Dal governo
Più risorse e alleanza pubblico-privato nel nuovo Sistema italiano di Cooperazione allo sviluppo
di Michelangelo Bartolo (Servizio di telemedicina A.O. S Giovanni Addolorata – Roma)
Ci siamo: dopo quasi due anni dall'approvazione della legge 125 dell'11 agosto 2014, sulla riforma della cooperazione italiana, è stato presentato ieri alla Farnesina il nuovo sistema Italiano di cooperazione allo sviluppo. Si tratta di un adeguamento ai modelli prevalenti nei paesi Ue.

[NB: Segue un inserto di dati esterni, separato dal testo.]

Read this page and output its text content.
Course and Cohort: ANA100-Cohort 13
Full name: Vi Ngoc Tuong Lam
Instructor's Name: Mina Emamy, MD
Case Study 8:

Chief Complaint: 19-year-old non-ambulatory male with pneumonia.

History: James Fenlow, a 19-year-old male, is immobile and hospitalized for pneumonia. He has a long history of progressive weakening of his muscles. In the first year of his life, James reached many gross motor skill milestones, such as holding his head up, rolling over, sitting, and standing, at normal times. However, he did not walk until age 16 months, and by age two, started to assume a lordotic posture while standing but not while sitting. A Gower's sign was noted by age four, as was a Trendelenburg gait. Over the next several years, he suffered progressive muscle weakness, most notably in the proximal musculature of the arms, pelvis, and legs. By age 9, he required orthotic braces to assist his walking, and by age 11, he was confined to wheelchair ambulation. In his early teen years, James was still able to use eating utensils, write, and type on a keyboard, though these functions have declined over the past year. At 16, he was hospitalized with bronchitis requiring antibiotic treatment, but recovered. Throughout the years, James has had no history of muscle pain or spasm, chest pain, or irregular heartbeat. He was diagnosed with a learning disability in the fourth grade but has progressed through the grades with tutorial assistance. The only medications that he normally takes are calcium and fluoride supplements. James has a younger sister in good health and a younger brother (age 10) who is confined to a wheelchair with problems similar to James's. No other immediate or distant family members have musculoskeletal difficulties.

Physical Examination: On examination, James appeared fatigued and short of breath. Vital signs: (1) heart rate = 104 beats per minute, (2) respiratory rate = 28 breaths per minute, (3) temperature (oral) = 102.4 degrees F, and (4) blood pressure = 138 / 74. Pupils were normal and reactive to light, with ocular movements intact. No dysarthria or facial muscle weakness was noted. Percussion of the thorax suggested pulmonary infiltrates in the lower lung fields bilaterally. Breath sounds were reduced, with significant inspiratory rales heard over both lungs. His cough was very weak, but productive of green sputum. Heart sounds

Un sistema composto da tre anime: la definizione delle politiche da parte del Ministero degli Affari Esteri e della Cooperazione Internazionale affidata al Vice Ministro Mario Giro, dalla istituzione di un'Agenzia per la Cooperazione allo Sviluppo guidata da Laura Frigenti e da un braccio economico realizzato anche grazie al supporto di Cassa Depositi e Prestiti, governato da Bernardo Bini Smaghi.
Quali le novità principali? Alcune le ha evidenziate il ministro degli Esteri Paolo Gentiloni che ha annunciato un aumento delle risorse dedicate alla cooperazione che passeranno da «un'imbarazzante 0.12% del Pil, allo 0,22% nel 2018 per arrivare, si auspica, allo 0,30% nel 2020».
«La cooperazione non è un lusso - ha sottolineato il vice ministro Giro - ma una nuova estroversione del nostro paese che deve tornare ad essere protagonista nello scenario internazionale». In un momento storico in cui la minaccia del terrorismo tenderebbe a far alzare barriere e chiudere le porte, investire con progetti di cooperazione in altri paesi è un segno di lungimiranza e un modo per non lasciarsi prendere dal pessimismo.
Ma la novità principale è forse l'alleanza tra il pubblico e il privato nei progetti di cooperazione: una sinergia per guardare oltre i confini nazionali e per promuovere progetti concreti. A tal scopo è stata creata la Conferenza nazionale, un organo di discussione e di consultazione, con rappresentanti del mondo del profit e del no profit. Organo che si è riunito subito dopo la conferenza stampa.
Altra significativa novità è un importante coinvolgimento dei Comuni e delle Regioni italiane, a cui saranno dedicati fondi, che dovranno promuovere e sostenere nuovi modelli di cooperazione decentrata specie nel campo della sanità e della difesa e la promozione del nostro patrimonio culturale.
Si tratta di una sfida anche per il nostro sistema sanitario che sarà sollecitato ancora di più a dedicare risorse e progetti per la cooperazione nel campo sanitario. Si pensi, ad esempio a tutto il mondo della telemedicina e ad alcune esperienze italiane che già lavorano da anni in questo campo.
Rivista e allargata la lista dei paesi “prioritari” a cui l'Italia deve guardare. L'Africa e i paesi del bacino del Mediterraneo sono le aree sicuramente al centro dell'attenzione del nuovo sistema di cooperazione italiana.
Durante la presentazione, a cui hanno partecipato moltissimi ambasciatori e rappresentanti del mondo delle principali Ong italiane, è stato evidenziato più volte che la cooperazione non deve essere intesa come un intervento di beneficenza a fondo perduto ma un investimento, un volano anche per rilanciare l'economia del nostro paese.